Tamao acquiesça avec un sourire enjoué et l'invita à se poser à côté d'elle. Elle n'était pas sûre que Hao le fasse exprès, mais ses choix musicaux avaient un effet tout particulier. Jeanne n'avait pas une assez bonne maîtrise de l'exercice pour être aussi posée qu'à son habitude. Du coup, elle était toute ébouriffée et excitée d'avoir réussi le défi. Elle était décontractée.

Elle était adorable.

« C'est mon tour, » lui rappela Hao, et Tamao rosit de s'être ainsi laissée aller. Heureusement, Jeanne ne semblait pas avoir senti quoi que ce soit, et Hao ne fit pas de remarque. Ses yeux scintillaient avec… amusement, peut-être, mais c'était tout.
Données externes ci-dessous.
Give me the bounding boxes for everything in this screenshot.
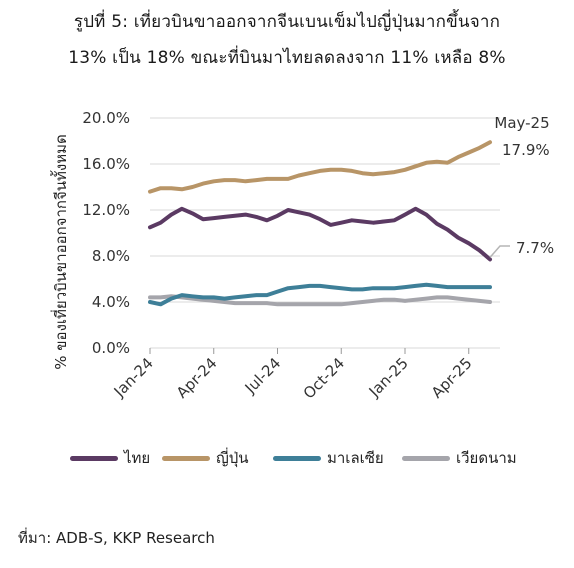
chart-title-line-2: 13% เป็น 18% ขณะที่บินมาไทยลดลงจาก 11% เ…	[68, 48, 506, 68]
x-tick-label: Jan-24	[110, 354, 157, 401]
y-tick-label: 12.0%	[82, 201, 130, 219]
legend-label: เวียดนาม	[456, 449, 517, 467]
annotation-date: May-25	[494, 114, 549, 132]
annotation-thailand-value: 7.7%	[516, 239, 554, 257]
x-tick-label: Oct-24	[300, 354, 348, 402]
series-line-1	[148, 140, 492, 194]
legend-item: มาเลเซีย	[273, 446, 384, 470]
legend-label: ไทย	[124, 449, 151, 467]
legend-swatch	[402, 455, 450, 461]
y-tick-label: 20.0%	[82, 109, 130, 127]
y-axis-label: % ของเที่ยวบินขาออกจากจีนทั้งหมด	[50, 134, 70, 369]
legend-swatch	[162, 455, 210, 461]
legend-swatch	[70, 455, 118, 461]
legend-swatch	[273, 455, 321, 461]
legend-item: เวียดนาม	[402, 446, 517, 470]
annotation-leader	[489, 245, 510, 258]
series-line-2	[148, 282, 492, 307]
x-tick-label: Apr-25	[428, 354, 476, 402]
legend-label: มาเลเซีย	[327, 449, 384, 467]
y-tick-label: 0.0%	[92, 339, 130, 357]
series-line-0	[148, 206, 492, 262]
legend-item: ญี่ปุ่น	[162, 446, 249, 470]
source-note: ที่มา: ADB-S, KKP Research	[18, 529, 215, 547]
legend-item: ไทย	[70, 446, 150, 470]
series-line-3	[148, 294, 492, 307]
chart-legend: ไทย ญี่ปุ่น มาเลเซีย เวียดนาม	[0, 446, 574, 472]
x-tick-label: Jul-24	[241, 354, 285, 398]
x-tick-label: Jan-25	[365, 354, 412, 401]
y-tick-label: 8.0%	[92, 247, 130, 265]
y-tick-label: 16.0%	[82, 155, 130, 173]
annotation-japan-value: 17.9%	[502, 141, 550, 159]
x-tick-label: Apr-24	[173, 354, 221, 402]
y-tick-label: 4.0%	[92, 293, 130, 311]
chart-title-line-1: รูปที่ 5: เที่ยวบินขาออกจากจีนเบนเข็มไปญ…	[73, 12, 501, 32]
legend-label: ญี่ปุ่น	[216, 449, 249, 467]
Elle lui sourit avec gratitude. Lui aussi était adorable, même si elle ferait attention à ne pas le penser trop fort. Ils faisaient tellement d'efforts tous les deux, et c'était pour elle, et elle avait l'impression de pouvoir s'envoler rien que par leur volonté unie.

« La Terre à Tamao, c'est toujours mon tour, » répéta-t-il en lui passant une main devant le visage.

« Ne t'endors pas ! » Jeanne se rapprocha et lui tâta le front. « Si je dois te porter… »

Le rire de Hao aurait pu la vexer, mais elle ne se vexa pas.

« Bon, d'accord. Je n'ai jamais été très douée pour les arts physiques, donc s'il te plaît, Tamao, ne t'endors pas ! »

Hao roula des yeux. « Quel bel euphémisme. Si tu devais suivre mon entraînement, tu tomberais comme une mouche après une heure. »

Tamao cilla. « Est-ce que ça ne veut juste pas dire que tu es mauvais professeur ? »

Le regard de Hao revint à elle et il sourit, carnassier. « Est-ce que c'est un défi ?
- Ah, non ! » Jeanne attrapa la main de Tamao. « On est là pour chanter, pas pour autre chose ! »

Et Hao sourit.

« Certes. Alors, Tamao, tu te décides ? »

...

Canapé

La soirée s'étira, s'allongea comme un gros chat heureux. L'avion ne décollait pas avant l'après-midi du lendemain; elles ne risquaient rien à faire quelques folies. Jeanne les trouvait bien trop alléchantes pour vouloir y mettre un terme, et puis Hao s'était détendu, et donc Tamao s'était détendue.

Elle réalisait donc que la vie était plus douce quand elle ne s'offusquait pas à chaque coup de couteau que Hao tentait de lui donner, fût-ce un cruel et inutile coup de couteau. Bon, elle n'imaginait pas pouvoir être tous les jours aussi sereine, mais… c'était intéressant d'avoir cette prise de conscience.

Pendant que Hao exécutait une performance de Within You, de David Bowie, avec le minimum d'efforts et pourtant, elle devait bien l'admettre, un certain impact, Jeanne s'enfonça dans le canapé et s'appuya contre Tamao. Vu qu'il chantait, le fantôme ne pouvait pas être horrible, et rien n'assombrissait donc sa belle soirée. Elle se sentait bien.

Mais demain…

...

Coup de poker

« Tamao, » murmura Jeanne. Tamao tourna la tête et trouva celle de son amie à quelques centimètres d'elle.

Elle avala sa salive. « Oui ? » Difficile de se concentrer. Elle ne pouvait qu'espérer que Hao ne…

« Viens avec moi, » proposa Jeanne. « Demain, dans une semaine, dans un mois. Viens avec moi. »

Hao arrêta de chanter.

Et Tamao cessa de se préoccuper de son fantôme gardien.